KUNINGAN (MASS) — Keputusan Gubernur Jawa Barat yang baru saja menandatangani moratorium penerbitan izin pembangunan perumahan di seluruh kabupaten/kota se-Jawa Barat, Sabtu (13/12/2025), menjadi langkah berani dalam upaya menekan risiko bencana hidrometeorologi. Namun, kebijakan itu dinilai belum menyentuh akar masalah di daerah-daerah dengan tekanan ekologis tinggi, seperti lereng Gunung Ciremai.
Menurut Ikhsan Marzuki, pegiat sosial dan Inisiator Gerakan KITA, moratorium tersebut harus dibaca sebagai sinyal kuat bahwa pembangunan fisik yang tak terkendali—apa pun bentuknya—telah melampaui batas daya dukung lingkungan.
“Langkah Gubernur sangat tepat, tapi belum cukup. Moratorium perumahan perlu diperluas menjadi moratorium ekologis, termasuk menghentikan sementara semua bentuk pembangunan wisata, glamping, resort, dan kafe di kawasan resapan air Ciremai,” ujar Ikhsan, Minggu (14/12/2025).
Di lereng Gunung Ciremai, terutama kawasan Kuningan bagian utara dan timur, pembangunan sektor wisata kian masif dalam lima tahun terakhir. Lahan-lahan miring yang dulunya hutan pinus dan perkebunan rakyat kini berubah menjadi area wisata, glamping, hingga resto dengan fasilitas modern.
Kendati bukan kategori perumahan, alih fungsi lahan ini memiliki dampak ekologis yang sama: hilangnya area resapan air, meningkatnya limpasan permukaan, serta turunnya kemampuan tanah menyerap air hujan.
“Jangan tertipu oleh istilah ‘wisata alam’. Nyatanya banyak kawasan wisata di Ciremai yang justru menebangi vegetasi, mengeraskan permukaan tanah, dan menambah beban limbah. Ini sama bahayanya dengan perumahan di kawasan rawan bencana,” tegas Ikhsan.
Ia menyebut, banyak izin usaha yang muncul melalui jalur desa wisata atau kepemilikan pribadi, sehingga sering luput dari kajian AMDAL maupun pengawasan tata ruang. Akibatnya, pembangunan terus merangsek naik ke kawasan yang seharusnya menjadi sabuk hijau penyimpan air.

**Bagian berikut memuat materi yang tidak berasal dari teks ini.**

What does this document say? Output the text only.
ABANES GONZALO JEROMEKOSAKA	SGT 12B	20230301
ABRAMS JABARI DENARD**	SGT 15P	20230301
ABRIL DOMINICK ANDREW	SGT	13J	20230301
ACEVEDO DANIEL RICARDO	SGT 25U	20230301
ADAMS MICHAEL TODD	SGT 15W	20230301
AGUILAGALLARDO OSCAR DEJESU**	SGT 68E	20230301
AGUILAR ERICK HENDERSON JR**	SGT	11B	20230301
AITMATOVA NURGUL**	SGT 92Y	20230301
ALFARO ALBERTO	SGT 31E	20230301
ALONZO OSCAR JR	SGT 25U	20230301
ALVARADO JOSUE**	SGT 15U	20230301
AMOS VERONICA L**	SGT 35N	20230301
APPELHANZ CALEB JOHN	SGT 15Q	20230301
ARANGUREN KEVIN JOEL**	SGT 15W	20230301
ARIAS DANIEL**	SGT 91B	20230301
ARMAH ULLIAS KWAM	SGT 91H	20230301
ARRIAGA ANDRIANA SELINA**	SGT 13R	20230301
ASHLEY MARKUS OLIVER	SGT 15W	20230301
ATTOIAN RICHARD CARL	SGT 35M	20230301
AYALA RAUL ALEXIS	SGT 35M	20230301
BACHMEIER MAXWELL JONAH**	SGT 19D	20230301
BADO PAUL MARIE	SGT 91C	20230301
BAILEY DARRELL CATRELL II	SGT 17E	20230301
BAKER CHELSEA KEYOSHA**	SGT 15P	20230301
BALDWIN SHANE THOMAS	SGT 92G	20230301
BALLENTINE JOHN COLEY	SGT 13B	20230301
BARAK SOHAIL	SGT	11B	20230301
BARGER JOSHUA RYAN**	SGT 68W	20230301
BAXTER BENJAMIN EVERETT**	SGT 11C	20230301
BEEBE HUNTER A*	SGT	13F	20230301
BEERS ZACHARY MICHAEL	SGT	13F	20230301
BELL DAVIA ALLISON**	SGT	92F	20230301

Gunung Ciremai, sebagai puncak tertinggi di Jawa Barat, merupakan sumber utama air bagi beberapa daerah aliran sungai (DAS) penting seperti Cisanggarung, Cijalutung, dan Cikijing. Jika kawasan resapan di lerengnya rusak, maka efek domino akan dirasakan masyarakat di hilir: kekeringan di musim kemarau, dan banjir bandang di musim hujan.
“Inilah bentuk nyata dari krisis ekologis. Kita sedang kehilangan fungsi resapan air, sementara pembangunan terus berjalan tanpa batas. Jika tidak segera dikendalikan, longsor dan banjir bandang hanya tinggal menunggu waktu,” kata Ikhsan.

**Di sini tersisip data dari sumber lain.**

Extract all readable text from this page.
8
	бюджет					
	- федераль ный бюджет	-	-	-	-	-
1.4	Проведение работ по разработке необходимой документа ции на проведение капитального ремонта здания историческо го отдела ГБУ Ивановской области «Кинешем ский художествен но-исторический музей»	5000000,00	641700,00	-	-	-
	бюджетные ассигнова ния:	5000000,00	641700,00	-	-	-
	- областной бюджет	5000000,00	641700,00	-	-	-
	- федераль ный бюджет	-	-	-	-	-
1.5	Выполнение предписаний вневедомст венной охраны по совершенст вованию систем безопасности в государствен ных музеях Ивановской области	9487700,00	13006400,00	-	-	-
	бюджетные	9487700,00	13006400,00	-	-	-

Berdasarkan data BPBD Jawa Barat, sebagian besar titik rawan longsor berada di wilayah perbukitan dan pegunungan, termasuk di sekitar kawasan Taman Nasional Gunung Ciremai (TNGC). Ironisnya, di kawasan penyangga yang seharusnya dijaga ketat, justru muncul deretan villa, resort, dan glamping baru setiap tahunnya.
Dari Moratorium ke Tanggung Jawab Ekologis
Gerakan KITA mendorong agar kebijakan moratorium tidak berhenti di tingkat administratif semata. Pemerintah daerah, menurut Ikhsan, harus berani menetapkan zona konservasi permanen di kawasan resapan air Ciremai dan meninjau ulang seluruh izin usaha wisata yang telah dikeluarkan.
“Kalau Gubernur bisa menghentikan izin perumahan demi mitigasi bencana, Bupati Kuningan seharusnya juga bisa melakukan langkah serupa untuk penyelamatan Ciremai. Ini bukan soal melarang ekonomi, tapi soal menjaga keberlanjutan hidup,” ujarnya.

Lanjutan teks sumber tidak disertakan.